Dubai has had a series of real estate booms and busts in the last 20 years and is undergoing a slowdown at present. Through its currency peg, the UAE effectively imports US monetary policy, which has coincided with oversupply of development properties to push both real estate prices and related stocks down significantly. Even with a more benign US monetary outlook, the residential property market may take some time to recover. However, property companies exposed to the tourist trade through retail, entertainment and hospitality assets have similarly de-rated.
Dubai-listed Emaar Malls is a unique retail property operator, with one of the highest quality portfolios in the world. The company is the owner (not leaseholder) of a variety of retail properties in Dubai, most notably the Dubai Mall. The Dubai Mall is the world’s largest and most-visited retail and entertainment destination and is located right in the centre of downtown Dubai; Emaar Malls also operates four other large malls and some other smaller retail properties in the Emirate. In 2018, Emaar Malls’ 6.7m square feet of gross leasable area attracted 136 million visitors, a 5% increase on 2017, which in turn drove an 8% increase in EBITDA and a 7% increase in net earnings. Meanwhile, despite the super high-quality nature of its asset portfolio, Emaar Malls is surprisingly under-levered, with a net debt/EBITDA of 1.4x (peers are typically levered anywhere from 3x to 12x).
So, have investors over-reacted to the slowdown in the Dubai economy? In our view, absolutely. At the time of writing, Emaar Malls is on an operating yield of 12.5%, (compared to a typical level for global peers of 5-9%). From another viewpoint, Emaar Malls had, at 31 December 2017, independently-valued investment properties worth AED 54.0bn, new assets coming into operation in 2018 and net debt at 30 September 2018 of AED4.0bn, but a market capitalisation at the time of writing of only AED 22.8bn.
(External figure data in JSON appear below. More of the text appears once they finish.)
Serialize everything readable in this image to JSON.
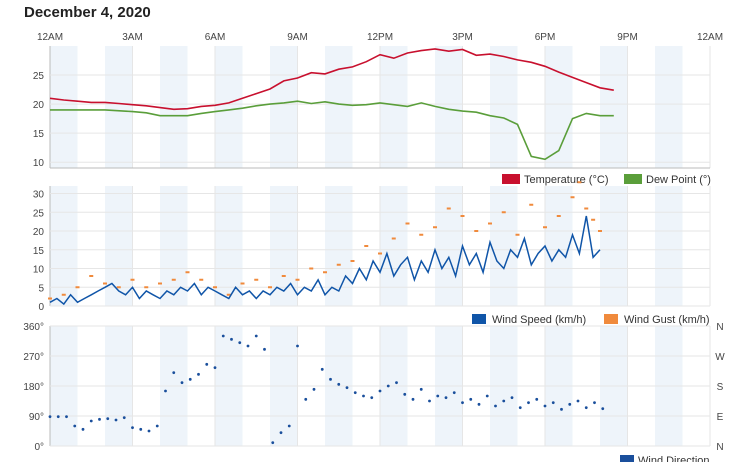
{
  "page": {
    "title": "December 4, 2020"
  },
  "colors": {
    "temperature": "#c8102e",
    "dewpoint": "#5a9e3a",
    "wind_speed": "#1055a8",
    "wind_gust": "#f08a3c",
    "wind_direction": "#1a4f9c",
    "band": "#eef4fa",
    "grid": "#e6e6e6"
  },
  "chart_data": [
    {
      "type": "line",
      "id": "temp",
      "x_unit": "hours since midnight",
      "x_ticks": [
        "12AM",
        "3AM",
        "6AM",
        "9AM",
        "12PM",
        "3PM",
        "6PM",
        "9PM",
        "12AM"
      ],
      "xlim": [
        0,
        24
      ],
      "ylim": [
        9,
        30
      ],
      "y_ticks": [
        10,
        15,
        20,
        25
      ],
      "series": [
        {
          "name": "Temperature (°C)",
          "color_key": "temperature",
          "x": [
            0,
            0.5,
            1,
            1.5,
            2,
            2.5,
            3,
            3.5,
            4,
            4.5,
            5,
            5.5,
            6,
            6.5,
            7,
            7.5,
            8,
            8.5,
            9,
            9.5,
            10,
            10.5,
            11,
            11.5,
            12,
            12.5,
            13,
            13.5,
            14,
            14.5,
            15,
            15.5,
            16,
            16.5,
            17,
            17.5,
            18,
            18.5,
            19,
            19.5,
            20,
            20.5
          ],
          "y": [
            21,
            20.7,
            20.5,
            20.3,
            20.3,
            20.1,
            19.9,
            19.7,
            19.4,
            19.1,
            19.2,
            19.6,
            19.8,
            20.2,
            21,
            21.8,
            22.6,
            24,
            24.5,
            25.4,
            25.2,
            26,
            26.4,
            27.3,
            28.5,
            27.9,
            28.8,
            29.2,
            29.5,
            29.1,
            29.4,
            28.4,
            28.6,
            28.2,
            27.6,
            27.2,
            26.5,
            25.5,
            24.6,
            23.7,
            22.8,
            22.4
          ]
        },
        {
          "name": "Dew Point (°)",
          "color_key": "dewpoint",
          "x": [
            0,
            1,
            2,
            3,
            3.5,
            4,
            5,
            5.5,
            6,
            6.5,
            7,
            7.5,
            8,
            8.5,
            9,
            9.5,
            10,
            10.5,
            11,
            11.5,
            12,
            12.5,
            13,
            13.5,
            14,
            14.5,
            15,
            15.5,
            16,
            16.5,
            17,
            17.5,
            18,
            18.5,
            19,
            19.5,
            20,
            20.5
          ],
          "y": [
            19,
            19,
            19,
            18.7,
            18.5,
            18,
            18,
            18.4,
            18.7,
            19,
            19.3,
            19.7,
            20,
            20.2,
            20.5,
            20.1,
            20.4,
            20,
            19.8,
            19.9,
            20.2,
            19.9,
            19.6,
            20.2,
            19.6,
            19.1,
            18.8,
            18.6,
            18,
            17.6,
            16.5,
            11,
            10.5,
            12,
            17.5,
            18.4,
            18,
            18
          ]
        }
      ],
      "legend_position": "bottom-right"
    },
    {
      "type": "line",
      "id": "wind",
      "x_unit": "hours since midnight",
      "xlim": [
        0,
        24
      ],
      "ylim": [
        0,
        32
      ],
      "y_ticks": [
        0,
        5,
        10,
        15,
        20,
        25,
        30
      ],
      "series": [
        {
          "name": "Wind Speed (km/h)",
          "color_key": "wind_speed",
          "x": [
            0,
            0.25,
            0.5,
            0.75,
            1,
            1.25,
            1.5,
            1.75,
            2,
            2.25,
            2.5,
            2.75,
            3,
            3.25,
            3.5,
            3.75,
            4,
            4.25,
            4.5,
            4.75,
            5,
            5.25,
            5.5,
            5.75,
            6,
            6.25,
            6.5,
            6.75,
            7,
            7.25,
            7.5,
            7.75,
            8,
            8.25,
            8.5,
            8.75,
            9,
            9.25,
            9.5,
            9.75,
            10,
            10.25,
            10.5,
            10.75,
            11,
            11.25,
            11.5,
            11.75,
            12,
            12.25,
            12.5,
            12.75,
            13,
            13.25,
            13.5,
            13.75,
            14,
            14.25,
            14.5,
            14.75,
            15,
            15.25,
            15.5,
            15.75,
            16,
            16.25,
            16.5,
            16.75,
            17,
            17.25,
            17.5,
            17.75,
            18,
            18.25,
            18.5,
            18.75,
            19,
            19.25,
            19.5,
            19.75,
            20
          ],
          "y": [
            1,
            2,
            0.5,
            3,
            1,
            2,
            3,
            4,
            5,
            6,
            4,
            3,
            5,
            2,
            4,
            3,
            2,
            4,
            3,
            5,
            4,
            6,
            3,
            5,
            4,
            3,
            2,
            5,
            3,
            4,
            2,
            4,
            3,
            5,
            4,
            6,
            3,
            5,
            4,
            7,
            3,
            5,
            4,
            8,
            6,
            10,
            7,
            12,
            9,
            14,
            8,
            11,
            13,
            7,
            12,
            9,
            15,
            10,
            13,
            8,
            16,
            11,
            14,
            9,
            17,
            12,
            10,
            15,
            13,
            18,
            11,
            14,
            16,
            12,
            15,
            13,
            19,
            14,
            24,
            13,
            15
          ]
        },
        {
          "name": "Wind Gust (km/h)",
          "color_key": "wind_gust",
          "x": [
            0,
            0.5,
            1,
            1.5,
            2,
            2.5,
            3,
            3.5,
            4,
            4.5,
            5,
            5.5,
            6,
            6.5,
            7,
            7.5,
            8,
            8.5,
            9,
            9.5,
            10,
            10.5,
            11,
            11.5,
            12,
            12.5,
            13,
            13.5,
            14,
            14.5,
            15,
            15.5,
            16,
            16.5,
            17,
            17.5,
            18,
            18.5,
            19,
            19.25,
            19.5,
            19.75,
            20
          ],
          "y": [
            2,
            3,
            5,
            8,
            6,
            5,
            7,
            5,
            6,
            7,
            9,
            7,
            5,
            3,
            6,
            7,
            5,
            8,
            7,
            10,
            9,
            11,
            12,
            16,
            14,
            18,
            22,
            19,
            21,
            26,
            24,
            20,
            22,
            25,
            19,
            27,
            21,
            24,
            29,
            33,
            26,
            23,
            20
          ]
        },
        {
          "name": "Wind Direction",
          "color_key": "wind_direction"
        }
      ],
      "legend_position": "bottom-right"
    },
    {
      "type": "scatter",
      "id": "direction",
      "x_unit": "hours since midnight",
      "xlim": [
        0,
        24
      ],
      "ylim": [
        0,
        360
      ],
      "y_ticks": [
        "0°",
        "90°",
        "180°",
        "270°",
        "360°"
      ],
      "y_right_ticks": [
        "N",
        "E",
        "S",
        "W",
        "N"
      ],
      "series": [
        {
          "name": "Wind Direction",
          "color_key": "wind_direction",
          "x": [
            0,
            0.3,
            0.6,
            0.9,
            1.2,
            1.5,
            1.8,
            2.1,
            2.4,
            2.7,
            3,
            3.3,
            3.6,
            3.9,
            4.2,
            4.5,
            4.8,
            5.1,
            5.4,
            5.7,
            6,
            6.3,
            6.6,
            6.9,
            7.2,
            7.5,
            7.8,
            8.1,
            8.4,
            8.7,
            9,
            9.3,
            9.6,
            9.9,
            10.2,
            10.5,
            10.8,
            11.1,
            11.4,
            11.7,
            12,
            12.3,
            12.6,
            12.9,
            13.2,
            13.5,
            13.8,
            14.1,
            14.4,
            14.7,
            15,
            15.3,
            15.6,
            15.9,
            16.2,
            16.5,
            16.8,
            17.1,
            17.4,
            17.7,
            18,
            18.3,
            18.6,
            18.9,
            19.2,
            19.5,
            19.8,
            20.1
          ],
          "y": [
            88,
            88,
            88,
            60,
            50,
            75,
            80,
            82,
            78,
            85,
            55,
            50,
            45,
            60,
            165,
            220,
            190,
            200,
            215,
            245,
            235,
            330,
            320,
            310,
            300,
            330,
            290,
            10,
            40,
            60,
            300,
            140,
            170,
            230,
            200,
            185,
            175,
            160,
            150,
            145,
            165,
            180,
            190,
            155,
            140,
            170,
            135,
            150,
            145,
            160,
            130,
            140,
            125,
            150,
            120,
            135,
            145,
            115,
            130,
            140,
            120,
            130,
            110,
            125,
            135,
            115,
            130,
            112
          ]
        }
      ]
    }
  ]
}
It is our strongly held opinion that there is no sense to these valuations, and we have accordingly been building a portfolio position in Emaar Malls.
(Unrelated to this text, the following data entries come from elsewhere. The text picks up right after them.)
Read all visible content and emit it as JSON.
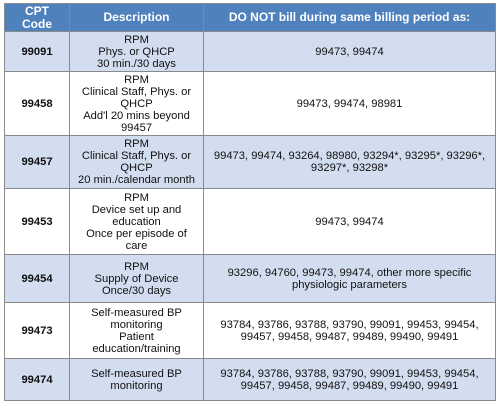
{
  "header": {
    "code": [
      "CPT",
      "Code"
    ],
    "description": "Description",
    "exclusions": "DO NOT bill during same billing period as:"
  },
  "rows": [
    {
      "code": "99091",
      "description": [
        "RPM",
        "Phys. or QHCP",
        "30 min./30 days"
      ],
      "exclusions": [
        "99473, 99474"
      ]
    },
    {
      "code": "99458",
      "description": [
        "RPM",
        "Clinical Staff, Phys. or",
        "QHCP",
        "Add'l 20 mins beyond",
        "99457"
      ],
      "exclusions": [
        "99473, 99474, 98981"
      ]
    },
    {
      "code": "99457",
      "description": [
        "RPM",
        "Clinical Staff, Phys. or",
        "QHCP",
        "20 min./calendar month"
      ],
      "exclusions": [
        "99473, 99474, 93264, 98980, 93294*, 93295*, 93296*,",
        "93297*, 93298*"
      ]
    },
    {
      "code": "99453",
      "description": [
        "RPM",
        "Device set up and",
        "education",
        "Once per episode of",
        "care"
      ],
      "exclusions": [
        "99473, 99474"
      ]
    },
    {
      "code": "99454",
      "description": [
        "RPM",
        "Supply of Device",
        "Once/30 days"
      ],
      "exclusions": [
        "93296, 94760, 99473, 99474, other more specific",
        "physiologic parameters"
      ]
    },
    {
      "code": "99473",
      "description": [
        "Self-measured BP",
        "monitoring",
        "Patient",
        "education/training"
      ],
      "exclusions": [
        "93784, 93786, 93788, 93790, 99091, 99453, 99454,",
        "99457, 99458, 99487, 99489, 99490, 99491"
      ]
    },
    {
      "code": "99474",
      "description": [
        "Self-measured BP",
        "monitoring"
      ],
      "exclusions": [
        "93784, 93786, 93788, 93790, 99091, 99453, 99454,",
        "99457, 99458, 99487, 99489, 99490, 99491"
      ]
    }
  ]
}
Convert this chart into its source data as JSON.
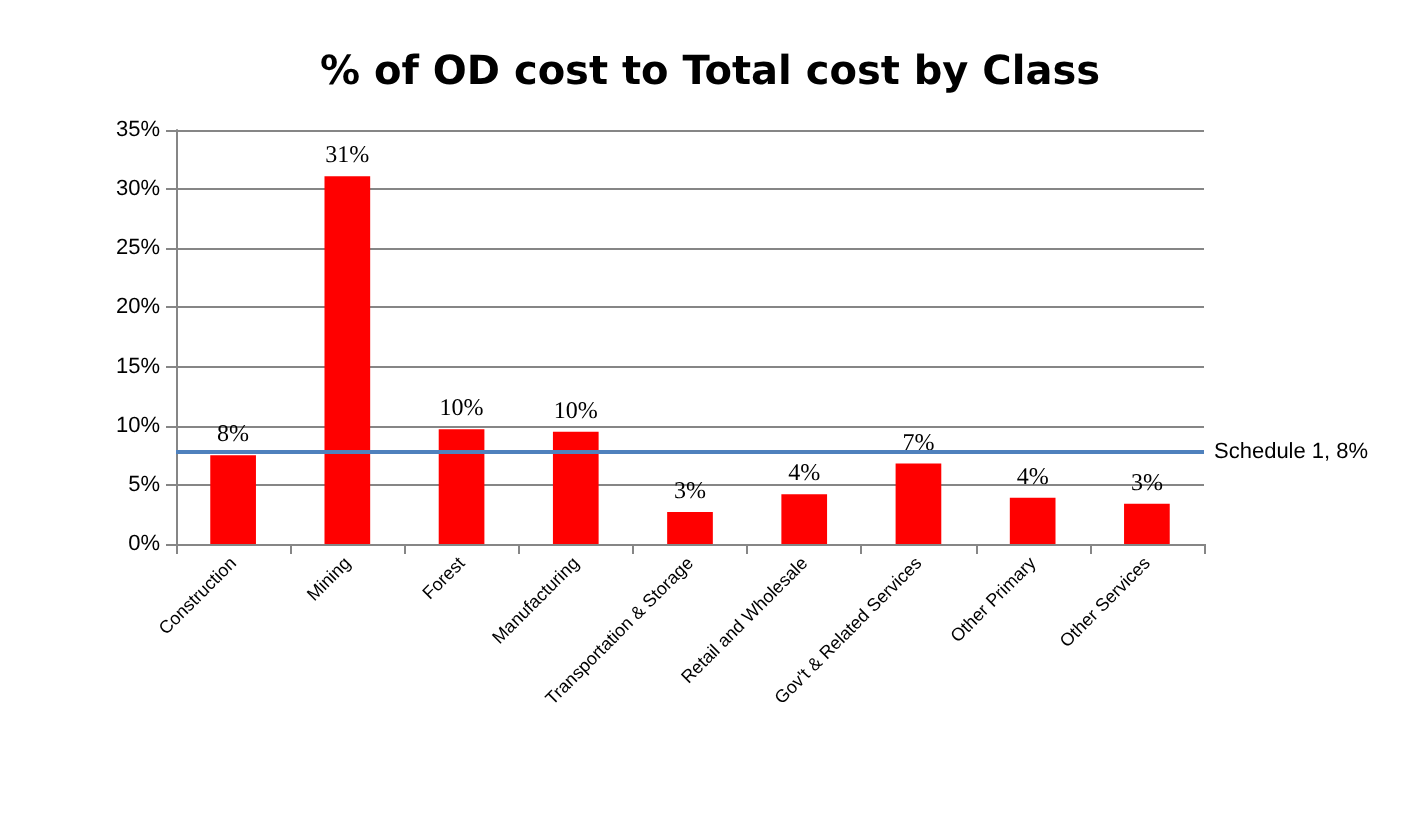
{
  "chart_data": {
    "type": "bar",
    "title": "% of OD cost to Total cost by Class",
    "categories": [
      "Construction",
      "Mining",
      "Forest",
      "Manufacturing",
      "Transportation & Storage",
      "Retail and Wholesale",
      "Gov't & Related Services",
      "Other Primary",
      "Other Services"
    ],
    "values": [
      7.5,
      31.1,
      9.7,
      9.5,
      2.7,
      4.2,
      6.8,
      3.9,
      3.4
    ],
    "value_labels": [
      "8%",
      "31%",
      "10%",
      "10%",
      "3%",
      "4%",
      "7%",
      "4%",
      "3%"
    ],
    "color": "#ff0000",
    "ylim": [
      0,
      35
    ],
    "yticks": [
      {
        "value": 0,
        "label": "0%"
      },
      {
        "value": 5,
        "label": "5%"
      },
      {
        "value": 10,
        "label": "10%"
      },
      {
        "value": 15,
        "label": "15%"
      },
      {
        "value": 20,
        "label": "20%"
      },
      {
        "value": 25,
        "label": "25%"
      },
      {
        "value": 30,
        "label": "30%"
      },
      {
        "value": 35,
        "label": "35%"
      }
    ],
    "ref_lines": [
      {
        "axis": "y",
        "value": 7.8,
        "label": "Schedule 1, 8%",
        "color": "#4f81bd"
      }
    ],
    "grid": "y"
  }
}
Similarly, Emaar Malls’ parent, Emaar Properties, has also sold off to an extent that seems irrational. As well as its stake in Emaar Malls, the other key subsidiaries are also listed, allowing a valuation to be calculated for Emaar Properties’ core hospitality and entertainment assets. At points in recent weeks, the implied value of the core assets has been negative.
With these two holdings we acquire both a highly defensive and a more cyclical holding, both at valuations that imply companylevel distress or national crisis. We feel there is nothing happening in Dubai beyond a downturn in the property market, and have a high degree of confidence that both these investments will, in time, prove to be highly profitable as the emotions of the Dubaifacing investor community inevitably swing from excessively negative to overly positive.